Tragedy strikes abruptly, however, when Harrison is killed. Four years later, Cooper (Danny Glover, American Dreamer), friend and owner of the aforementioned record store, returns the abandoned mixtape to Laura. Upon pressing play, she is thrown back in time by some otherworldly force and reunited with a still-alive Harrison; each song transports her back to the moment they first experienced it together. Laura tries to “fix” the future, repeatedly altering time in big and small ways.
The lead-up to the impending time-travel twist doesn’t drag, when it very easily could have. Instead, the first section of the film establishes Laura and Harrison’s connection, their surrounding circumstances, and relationships to others, like Chloe and Cooper. The film provides enough seriousness to realize the stakes while maintaining a more positive outlook, yet it might have benefitted from digging just a teensy bit deeper. The specifics are a little fuzzy here, which may disappoint viewers who enjoy the science-fictiony rules and particulars of time travel. A few conversations broach the methodology and Laura does attempt to wrangle control of what’s happening but the focus shifts quickly away from that.
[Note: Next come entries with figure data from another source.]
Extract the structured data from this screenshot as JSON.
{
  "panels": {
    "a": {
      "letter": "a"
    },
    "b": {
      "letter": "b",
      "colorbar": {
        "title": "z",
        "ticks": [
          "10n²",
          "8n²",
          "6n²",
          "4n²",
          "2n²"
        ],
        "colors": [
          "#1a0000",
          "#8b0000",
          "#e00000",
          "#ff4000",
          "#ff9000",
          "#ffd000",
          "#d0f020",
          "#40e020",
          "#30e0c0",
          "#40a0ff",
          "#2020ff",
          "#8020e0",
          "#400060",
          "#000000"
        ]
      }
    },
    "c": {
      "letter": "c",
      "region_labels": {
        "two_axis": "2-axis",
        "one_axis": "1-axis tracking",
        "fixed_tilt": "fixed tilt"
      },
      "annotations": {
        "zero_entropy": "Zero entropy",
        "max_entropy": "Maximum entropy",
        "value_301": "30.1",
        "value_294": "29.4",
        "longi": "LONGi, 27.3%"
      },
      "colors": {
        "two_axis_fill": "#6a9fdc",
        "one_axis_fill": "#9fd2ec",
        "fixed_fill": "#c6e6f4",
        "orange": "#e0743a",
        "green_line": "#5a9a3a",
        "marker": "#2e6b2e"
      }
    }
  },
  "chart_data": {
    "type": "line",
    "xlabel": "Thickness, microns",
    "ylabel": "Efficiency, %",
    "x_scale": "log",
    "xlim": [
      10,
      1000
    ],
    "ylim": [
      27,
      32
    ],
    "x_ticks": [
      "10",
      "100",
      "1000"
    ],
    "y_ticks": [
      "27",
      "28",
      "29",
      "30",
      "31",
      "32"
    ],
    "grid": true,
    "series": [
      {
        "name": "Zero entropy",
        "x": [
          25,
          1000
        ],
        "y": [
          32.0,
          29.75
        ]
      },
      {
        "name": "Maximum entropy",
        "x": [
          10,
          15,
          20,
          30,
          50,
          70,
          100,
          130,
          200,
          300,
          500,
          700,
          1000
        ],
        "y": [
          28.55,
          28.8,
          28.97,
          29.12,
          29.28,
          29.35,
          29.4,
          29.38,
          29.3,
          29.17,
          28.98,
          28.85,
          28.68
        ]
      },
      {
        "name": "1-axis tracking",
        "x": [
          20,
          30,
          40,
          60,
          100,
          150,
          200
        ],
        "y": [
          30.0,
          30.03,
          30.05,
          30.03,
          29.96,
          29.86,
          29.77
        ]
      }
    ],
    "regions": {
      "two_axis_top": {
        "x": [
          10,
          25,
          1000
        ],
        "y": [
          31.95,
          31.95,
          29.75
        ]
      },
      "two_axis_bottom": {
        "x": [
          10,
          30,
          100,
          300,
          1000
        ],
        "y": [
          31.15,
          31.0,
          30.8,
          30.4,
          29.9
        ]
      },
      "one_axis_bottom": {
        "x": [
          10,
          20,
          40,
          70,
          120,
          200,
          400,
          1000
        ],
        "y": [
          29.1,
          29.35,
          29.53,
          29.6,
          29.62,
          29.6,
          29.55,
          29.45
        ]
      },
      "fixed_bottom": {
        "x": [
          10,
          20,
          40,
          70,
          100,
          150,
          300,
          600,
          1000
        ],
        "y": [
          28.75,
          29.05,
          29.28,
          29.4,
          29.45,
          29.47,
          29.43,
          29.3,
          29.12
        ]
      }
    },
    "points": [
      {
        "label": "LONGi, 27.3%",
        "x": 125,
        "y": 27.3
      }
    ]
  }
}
However, to the credit of Greg Björkman, in his directorial debut, he maintains focus and balances the grounded with the miraculous. Limitations remain intact, which is especially impressive when it comes to time travel. Much of the film relies on the chemistry between its two leads; and seems to have been deliberately written that way. Once the extraordinary events kick in, a few tropes crop up here and there along with some perfunctory plot beats but overall, it’s a compelling, enjoyable story, even with its tragic predicament.
What might have been a grim exploration of grief, instead delves into a more positive take on the theme of letting go, becoming a broader, less harrowing examination of push-and-pull control vs. acceptance. Press Play delivers on its promise. This is not a melancholy meditation on life and loss but a romantic, sincere jolt of hope, of which we all could use a little right now.